Norwegian comics artist

Christopher Nielsen (born 20 April 1963 in Oslo) is a Norwegian comics artist. He is especially known for his subcultural depictions. Nielsen got his first comics printed in 1980 after entering a competition in the Norwegian anarchist magazine, Gateavisa. Only three years later he got his first album published. Generally he works in a rough and direct style, inspired by the American underground comix tradition.
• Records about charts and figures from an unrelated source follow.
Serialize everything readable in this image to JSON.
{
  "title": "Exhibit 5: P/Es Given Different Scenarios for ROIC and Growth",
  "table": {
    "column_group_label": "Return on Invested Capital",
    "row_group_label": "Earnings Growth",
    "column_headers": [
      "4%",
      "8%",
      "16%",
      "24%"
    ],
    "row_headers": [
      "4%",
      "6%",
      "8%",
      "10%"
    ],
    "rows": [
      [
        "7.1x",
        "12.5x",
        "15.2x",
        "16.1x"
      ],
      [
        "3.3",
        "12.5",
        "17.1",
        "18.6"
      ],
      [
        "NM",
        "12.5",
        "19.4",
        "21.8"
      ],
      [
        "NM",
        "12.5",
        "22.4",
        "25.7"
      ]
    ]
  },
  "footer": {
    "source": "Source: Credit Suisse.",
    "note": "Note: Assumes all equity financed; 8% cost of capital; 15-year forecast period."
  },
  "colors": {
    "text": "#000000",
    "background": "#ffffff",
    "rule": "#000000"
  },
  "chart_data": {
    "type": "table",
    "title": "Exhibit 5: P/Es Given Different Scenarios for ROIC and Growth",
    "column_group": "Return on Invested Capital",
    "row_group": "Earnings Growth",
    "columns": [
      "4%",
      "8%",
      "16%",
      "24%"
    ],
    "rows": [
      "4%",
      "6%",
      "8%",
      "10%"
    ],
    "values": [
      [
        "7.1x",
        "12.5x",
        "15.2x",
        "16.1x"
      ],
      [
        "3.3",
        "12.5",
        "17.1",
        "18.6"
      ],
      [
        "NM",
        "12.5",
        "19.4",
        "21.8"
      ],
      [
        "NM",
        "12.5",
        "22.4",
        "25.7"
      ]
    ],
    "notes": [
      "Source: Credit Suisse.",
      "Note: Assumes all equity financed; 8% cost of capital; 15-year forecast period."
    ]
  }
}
His most famous cartoon, To Trøtte Typer (Two Wasted Wankers), depicts the life of the two drug users and petty criminals Odd and Geir living their relatively boring lives in Oslo, Norway. This cartoon has been made into a feature for television, running for 13 episodes plus a Christmas special. They also star in the animated movie Free Jimmy (Slipp Jimmy Fri) along with several others of Nielsen's more famous characters. Another well-known character is the notorious Hold Brillan (Hold My Glasses), a huge "redneck"-like character who terrorizes his so-called mates and always gets into fights. Thus "Hold My Glasses" - he cannot fight with them for fear of breaking them.

Christopher Nielsen is the brother of late musician Joachim Nielsen. He drew all of the album covers for his brothers band, Jokke & Valentinerne, except one due to the artist being in India on holiday.